학술논문

Rapid Detection of Cadmium Concentration in Beche-de-mer Using Hyperspectral Imaging Technology and Deep Neural Networks Regression Technique
Document Type
Conference
Source
2021 IEEE 5th International Conference on Information Technology, Information Systems and Electrical Engineering (ICITISEE) Information Technology, Information Systems and Electrical Engineering (ICITISEE), 2021 IEEE 5th International Conference on. :30-34 Nov, 2021
Subject
Communication, Networking and Broadcast Technologies
Computing and Processing
Power, Energy and Industry Applications
Robotics and Control Systems
Signal Processing and Analysis
Deep learning
Support vector machines
Cadmium
Spectroscopy
Correlation
Neural networks
Predictive models
Beche-de-mere
hyperspectral
Deep neural networks
PLSR
SVM Regression
Language
Abstract
In this research, cadmium concentrations contained in Beche-de-mere (BDM) due to pollution of heavy metals in the sea were determined using hyperspectral imaging (HSI) technology and deep neural networks regression method. This detection system was important for maintaining the quality and safety of BDM which was one of the most important export food commodities in Indonesia.

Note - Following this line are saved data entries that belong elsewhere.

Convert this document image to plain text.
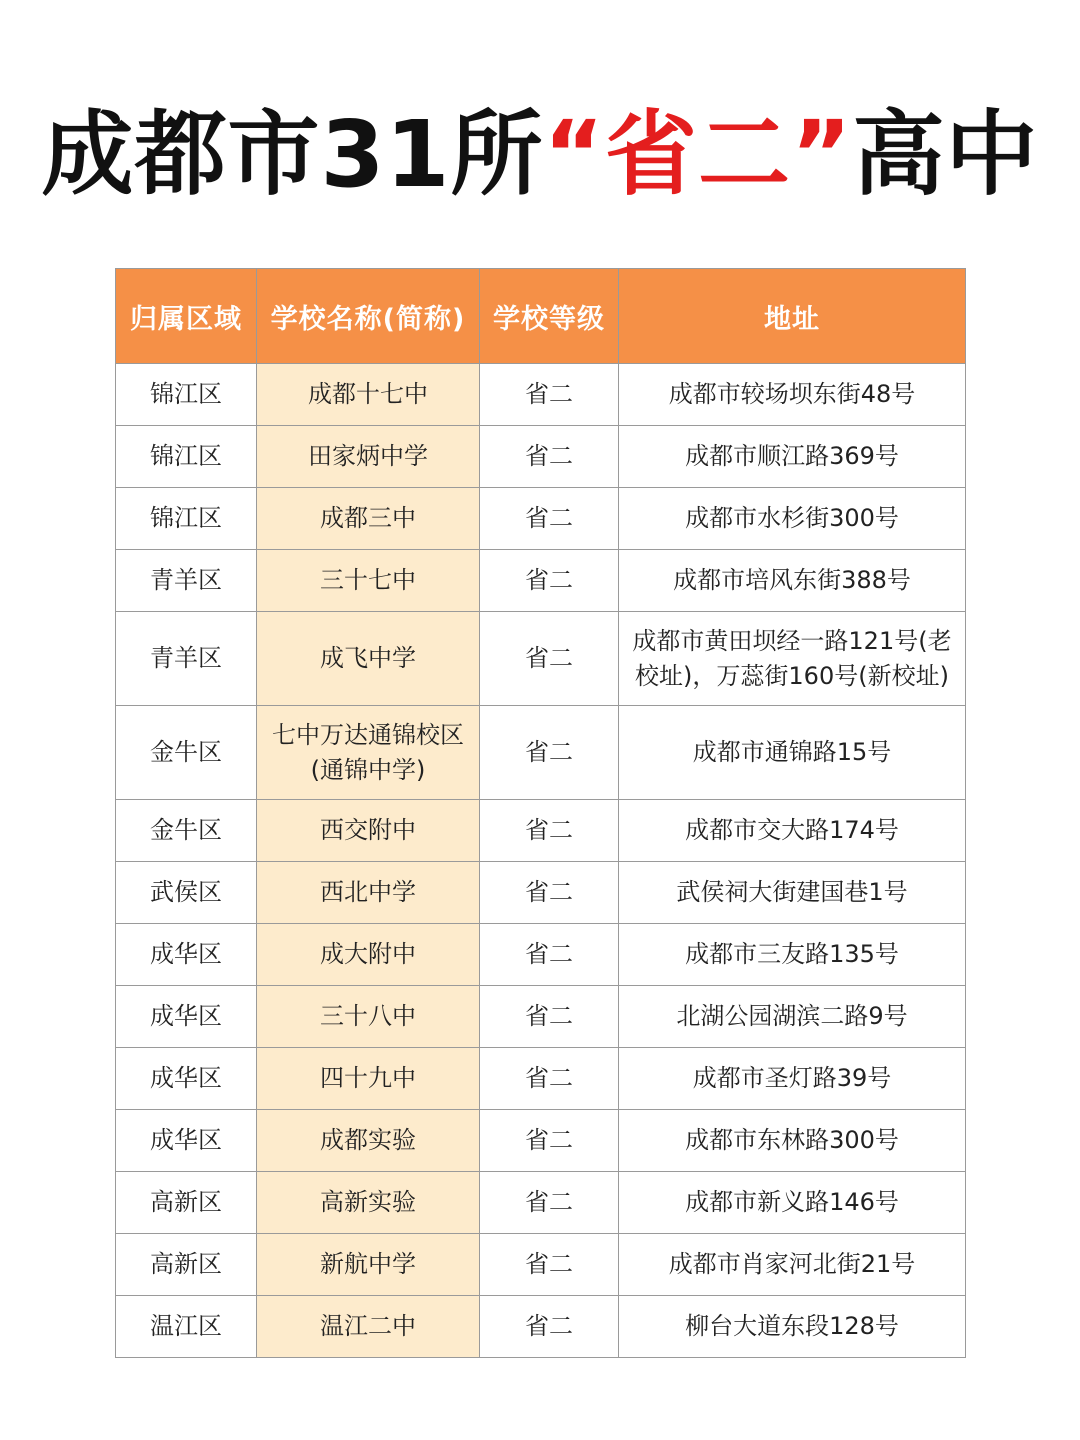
成都市31所“省二”高中
归属区域	学校名称(简称)	学校等级	地址
锦江区	成都十七中	省二	成都市较场坝东街48号
锦江区	田家炳中学	省二	成都市顺江路369号
锦江区	成都三中	省二	成都市水杉街300号
青羊区	三十七中	省二	成都市培风东街388号
青羊区	成飞中学	省二	成都市黄田坝经一路121号(老校址)，万蕊街160号(新校址)
金牛区	七中万达通锦校区(通锦中学)	省二	成都市通锦路15号
金牛区	西交附中	省二	成都市交大路174号
武侯区	西北中学	省二	武侯祠大街建国巷1号
成华区	成大附中	省二	成都市三友路135号
成华区	三十八中	省二	北湖公园湖滨二路9号
成华区	四十九中	省二	成都市圣灯路39号
成华区	成都实验	省二	成都市东林路300号
高新区	高新实验	省二	成都市新义路146号
高新区	新航中学	省二	成都市肖家河北街21号
温江区	温江二中	省二	柳台大道东段128号
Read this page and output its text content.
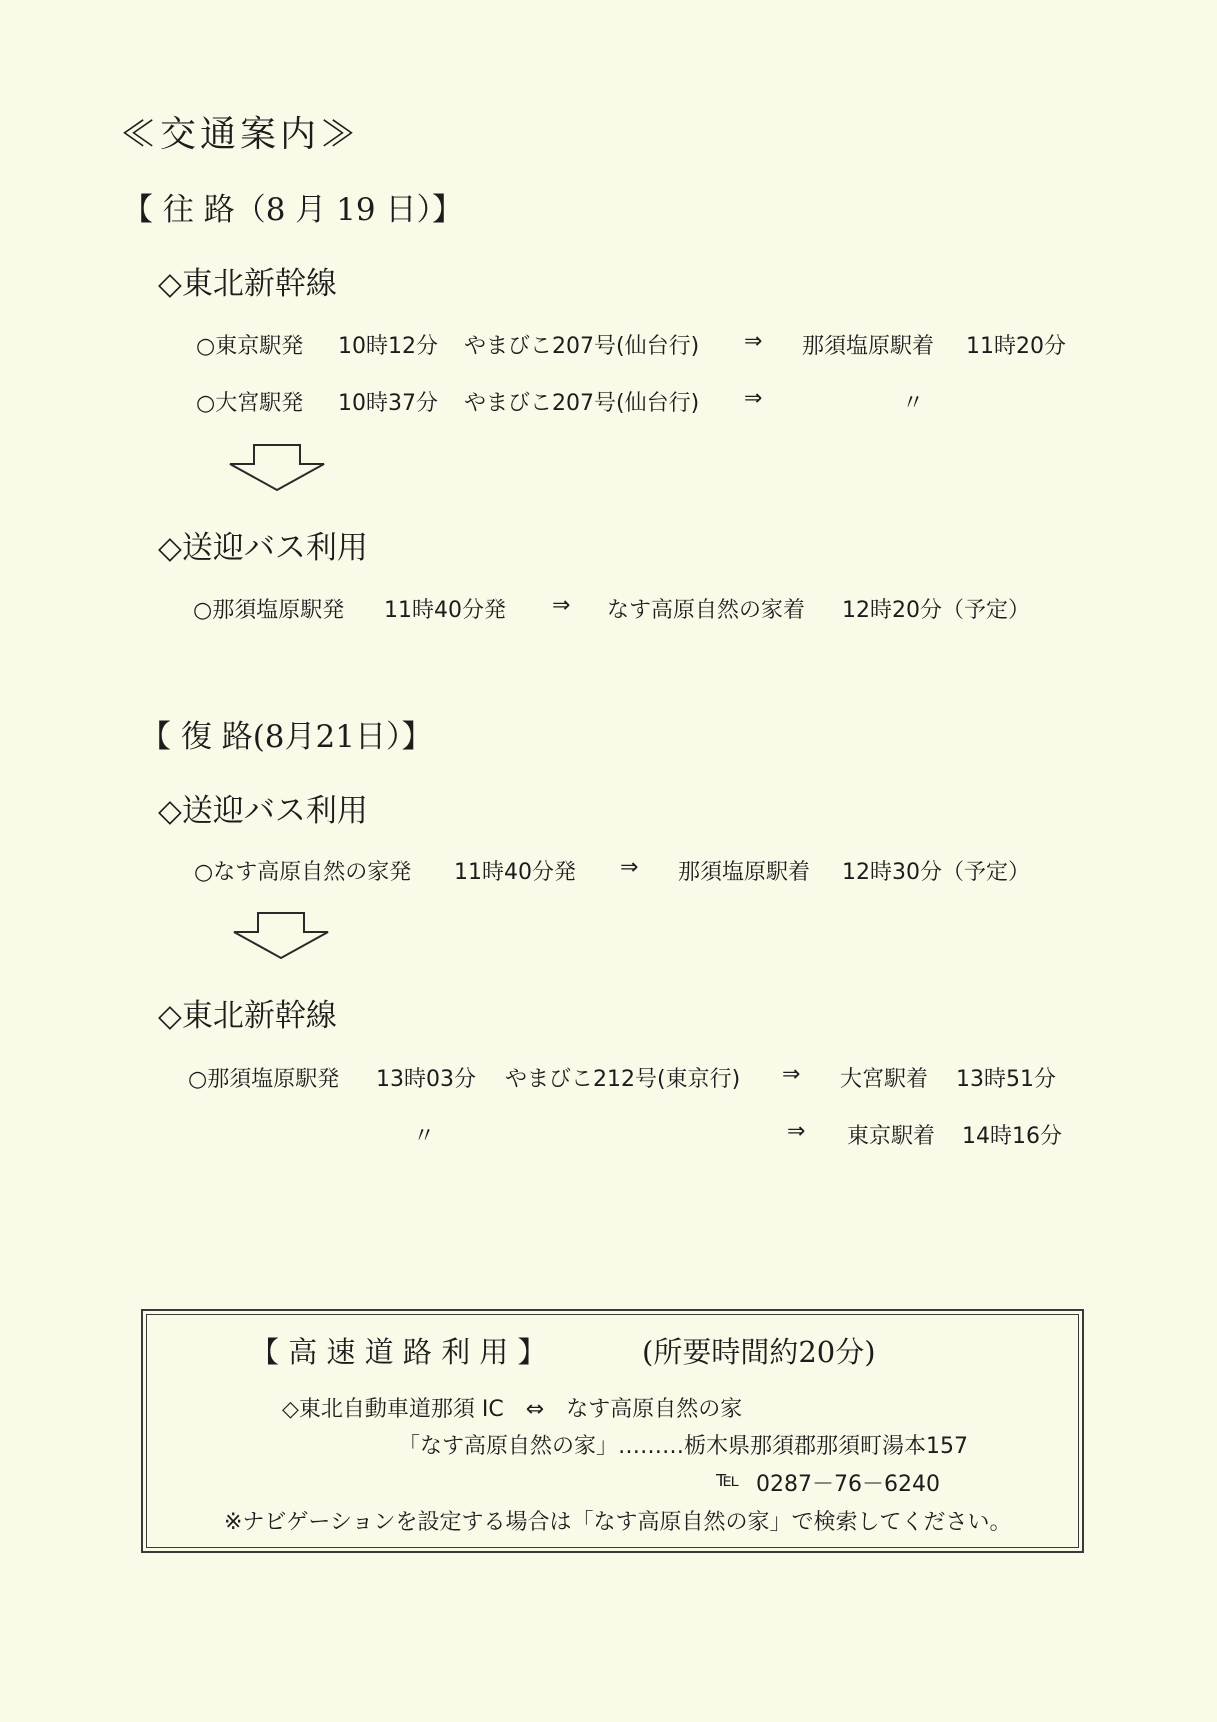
≪交通案内≫
【 往 路（8 月 19 日）】
◇東北新幹線
○東京駅発 10時12分 やまびこ207号(仙台行) ⇒ 那須塩原駅着 11時20分
○大宮駅発 10時37分 やまびこ207号(仙台行) ⇒	〃
◇送迎バス利用
○那須塩原駅発 11時40分発 ⇒ なす高原自然の家着 12時20分（予定）
【 復 路(8月21日）】
◇送迎バス利用
○なす高原自然の家発 11時40分発 ⇒ 那須塩原駅着 12時30分（予定）
◇東北新幹線
○那須塩原駅発 13時03分 やまびこ212号(東京行) ⇒ 大宮駅着 13時51分
〃	⇒ 東京駅着 14時16分
【 高 速 道 路 利 用 】	(所要時間約20分)
◇東北自動車道那須 IC　⇔　なす高原自然の家
「なす高原自然の家」………栃木県那須郡那須町湯本157
℡ 0287－76－6240
※ナビゲーションを設定する場合は「なす高原自然の家」で検索してください。
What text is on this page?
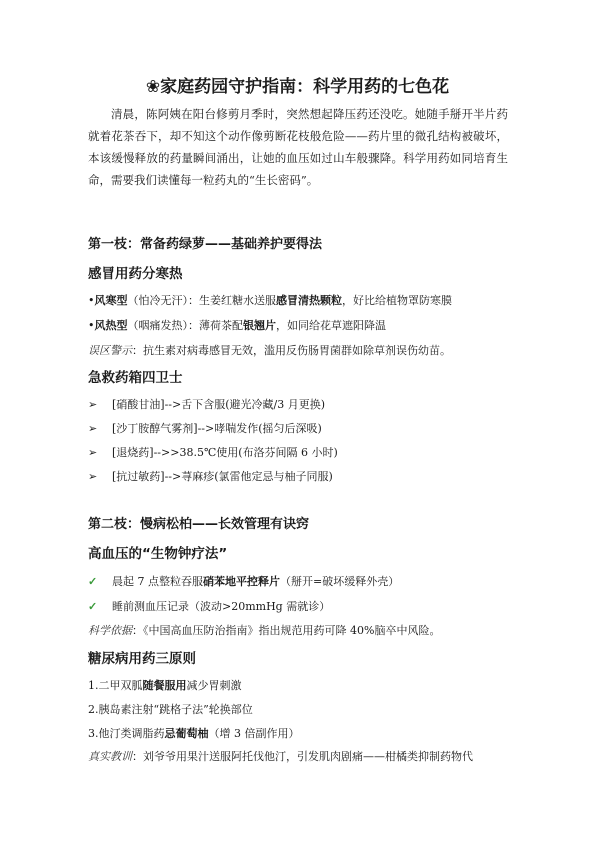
❀家庭药园守护指南：科学用药的七色花
清晨，陈阿姨在阳台修剪月季时，突然想起降压药还没吃。她随手掰开半片药就着花茶吞下，却不知这个动作像剪断花枝般危险——药片里的微孔结构被破坏，本该缓慢释放的药量瞬间涌出，让她的血压如过山车般骤降。科学用药如同培育生命，需要我们读懂每一粒药丸的“生长密码”。
第一枝：常备药绿萝——基础养护要得法
感冒用药分寒热
•风寒型（怕冷无汗）：生姜红糖水送服感冒清热颗粒，好比给植物罩防寒膜
•风热型（咽痛发热）：薄荷茶配银翘片，如同给花草遮阳降温
误区警示：抗生素对病毒感冒无效，滥用反伤肠胃菌群如除草剂误伤幼苗。
急救药箱四卫士
➢ [硝酸甘油]-->舌下含服(避光冷藏/3 月更换)
➢ [沙丁胺醇气雾剂]-->哮喘发作(摇匀后深吸)
➢ [退烧药]-->>38.5℃使用(布洛芬间隔 6 小时)
➢ [抗过敏药]-->荨麻疹(氯雷他定忌与柚子同服)
第二枝：慢病松柏——长效管理有诀窍
高血压的“生物钟疗法”
✓ 晨起 7 点整粒吞服硝苯地平控释片（掰开=破坏缓释外壳）
✓ 睡前测血压记录（波动>20mmHg 需就诊）
科学依据：《中国高血压防治指南》指出规范用药可降 40%脑卒中风险。
糖尿病用药三原则
1.二甲双胍随餐服用减少胃刺激
2.胰岛素注射“跳格子法”轮换部位
3.他汀类调脂药忌葡萄柚（增 3 倍副作用）
真实教训：刘爷爷用果汁送服阿托伐他汀，引发肌肉剧痛——柑橘类抑制药物代
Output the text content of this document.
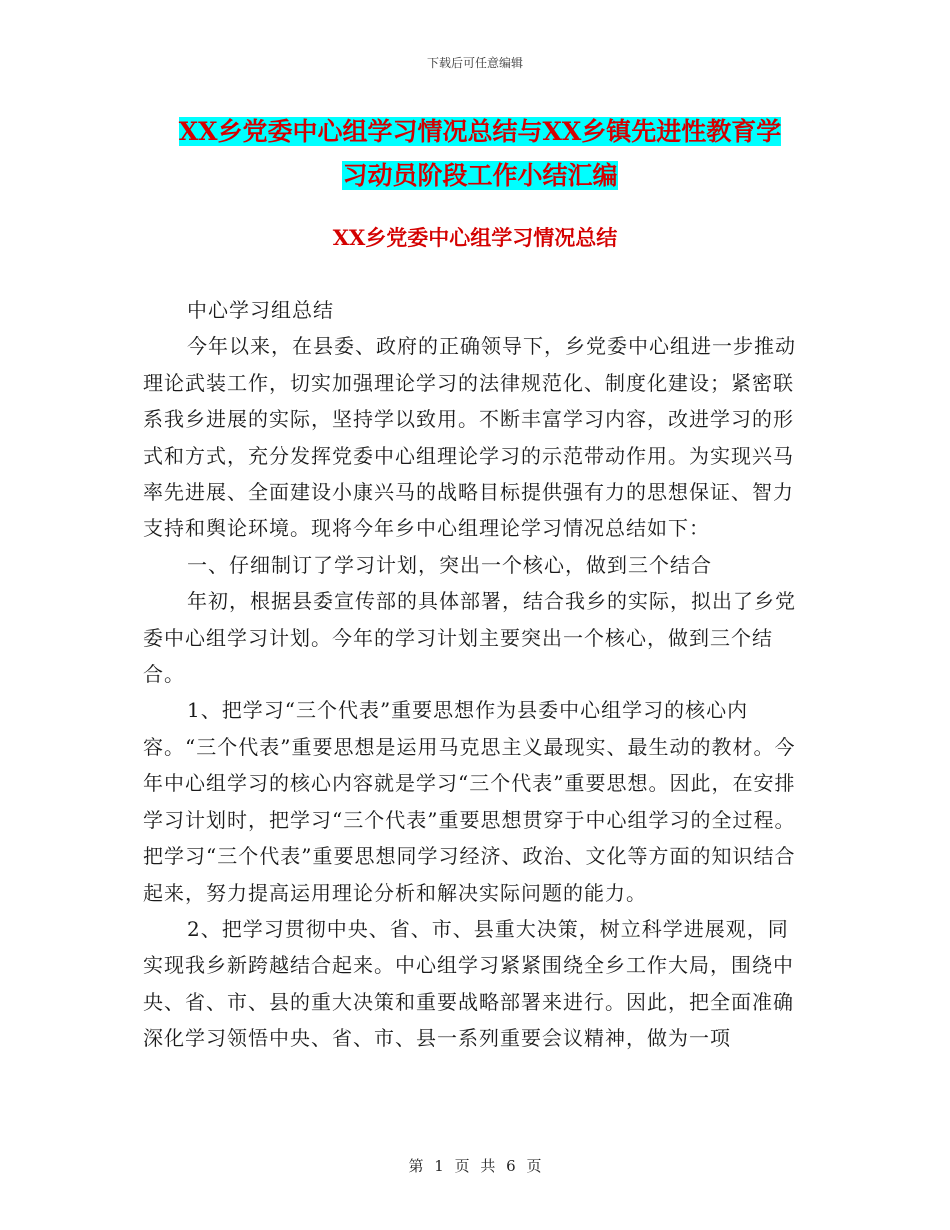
下载后可任意编辑
XX乡党委中心组学习情况总结与XX乡镇先进性教育学
习动员阶段工作小结汇编
XX乡党委中心组学习情况总结

中心学习组总结

今年以来，在县委、政府的正确领导下，乡党委中心组进一步推动理论武装工作，切实加强理论学习的法律规范化、制度化建设；紧密联系我乡进展的实际，坚持学以致用。不断丰富学习内容，改进学习的形式和方式，充分发挥党委中心组理论学习的示范带动作用。为实现兴马率先进展、全面建设小康兴马的战略目标提供强有力的思想保证、智力支持和舆论环境。现将今年乡中心组理论学习情况总结如下：

一、仔细制订了学习计划，突出一个核心，做到三个结合

年初，根据县委宣传部的具体部署，结合我乡的实际，拟出了乡党委中心组学习计划。今年的学习计划主要突出一个核心，做到三个结合。

1、把学习“三个代表”重要思想作为县委中心组学习的核心内容。“三个代表”重要思想是运用马克思主义最现实、最生动的教材。今年中心组学习的核心内容就是学习“三个代表”重要思想。因此，在安排学习计划时，把学习“三个代表”重要思想贯穿于中心组学习的全过程。把学习“三个代表”重要思想同学习经济、政治、文化等方面的知识结合起来，努力提高运用理论分析和解决实际问题的能力。

2、把学习贯彻中央、省、市、县重大决策，树立科学进展观，同实现我乡新跨越结合起来。中心组学习紧紧围绕全乡工作大局，围绕中央、省、市、县的重大决策和重要战略部署来进行。因此，把全面准确深化学习领悟中央、省、市、县一系列重要会议精神，做为一项

第 1 页 共 6 页
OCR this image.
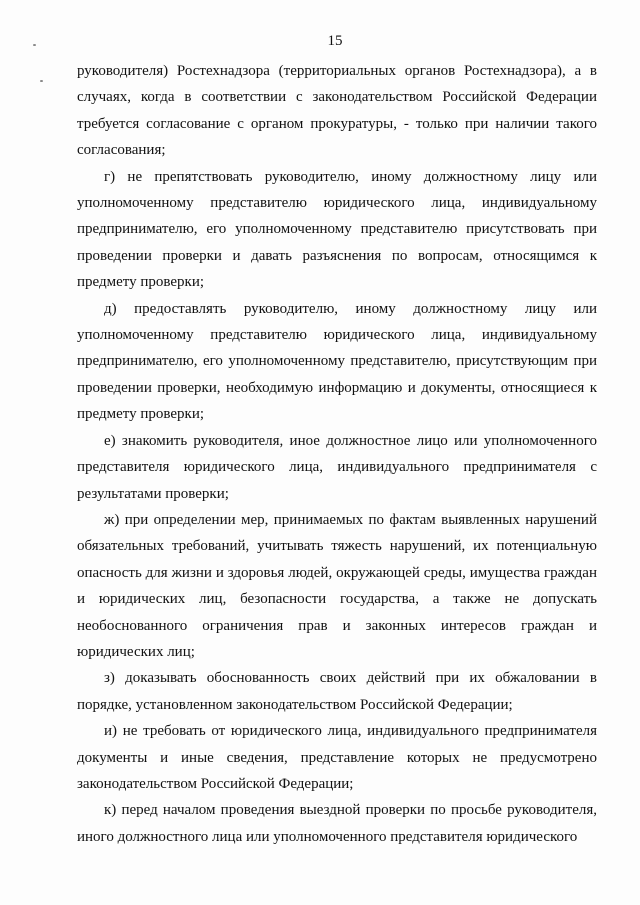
15

руководителя) Ростехнадзора (территориальных органов Ростехнадзора), а в случаях, когда в соответствии с законодательством Российской Федерации требуется согласование с органом прокуратуры, - только при наличии такого согласования;

г) не препятствовать руководителю, иному должностному лицу или уполномоченному представителю юридического лица, индивидуальному предпринимателю, его уполномоченному представителю присутствовать при проведении проверки и давать разъяснения по вопросам, относящимся к предмету проверки;

д) предоставлять руководителю, иному должностному лицу или уполномоченному представителю юридического лица, индивидуальному предпринимателю, его уполномоченному представителю, присутствующим при проведении проверки, необходимую информацию и документы, относящиеся к предмету проверки;

е) знакомить руководителя, иное должностное лицо или уполномоченного представителя юридического лица, индивидуального предпринимателя с результатами проверки;

ж) при определении мер, принимаемых по фактам выявленных нарушений обязательных требований, учитывать тяжесть нарушений, их потенциальную опасность для жизни и здоровья людей, окружающей среды, имущества граждан и юридических лиц, безопасности государства, а также не допускать необоснованного ограничения прав и законных интересов граждан и юридических лиц;

з) доказывать обоснованность своих действий при их обжаловании в порядке, установленном законодательством Российской Федерации;

и) не требовать от юридического лица, индивидуального предпринимателя документы и иные сведения, представление которых не предусмотрено законодательством Российской Федерации;

к) перед началом проведения выездной проверки по просьбе руководителя, иного должностного лица или уполномоченного представителя юридического
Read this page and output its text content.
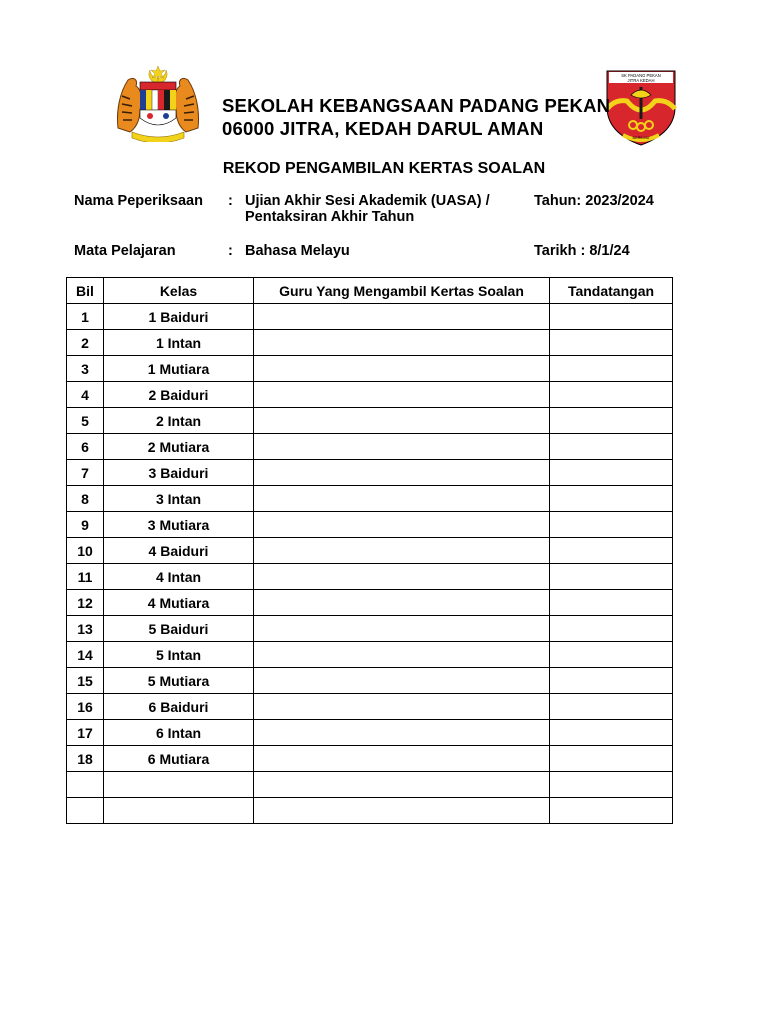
SK PADANG PEKAN
JITRA KEDAH
BERILMU
SEKOLAH KEBANGSAAN PADANG PEKAN
06000 JITRA, KEDAH DARUL AMAN
REKOD PENGAMBILAN KERTAS SOALAN
Nama Peperiksaan : Ujian Akhir Sesi Akademik (UASA) /
Pentaksiran Akhir Tahun
Tahun: 2023/2024
Mata Pelajaran	: Bahasa Melayu	Tarikh : 8/1/24
Bil	Kelas	Guru Yang Mengambil Kertas Soalan	Tandatangan
1	1 Baiduri		
2	1 Intan		
3	1 Mutiara		
4	2 Baiduri		
5	2 Intan		
6	2 Mutiara		
7	3 Baiduri		
8	3 Intan		
9	3 Mutiara		
10	4 Baiduri		
11	4 Intan		
12	4 Mutiara		
13	5 Baiduri		
14	5 Intan		
15	5 Mutiara		
16	6 Baiduri		
17	6 Intan		
18	6 Mutiara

Several BDM samples of sandfish type were obtained from local markets in Indonesia. BDM samples were put in the glass jars that contained solutions of CdCl2 with various concentrations from 0 ~ 5 mg/L for three days. After three days, samples were dried using drying oven for 5 days. Next, the samples were scanned three times for each sample by hyperspectral imaging camera to obtain their hyperspectral data. Finally, after the spectral data acquired, the cadmium concentrations of the samples were ready to be determined by using Absorption Atomic Spectroscopy (AAS). Four regions of interests (ROI) were selected from each sample, and with three times scanning for each sample, resulted in total of 96 ROIs. Spectral profile data of the ROIs showed that there were variations in spectral reflectance of the BDM related to the different concentrations of cadmium used in the treatment of samples. Savitzky-Golay (SG) filter was used to clean noises from the spectral data. The model prediction was developed using deep neural networks. The results were also compared with shallow neural networks, partial least squared regression (PLSR), and support vector machine regression (SVR) methods. The best-established model which was deep neural networks with SG filtering had coefficient of correlation (R p ) of 0.93, and root-mean-square-error prediction (RMSEP) of 9.21.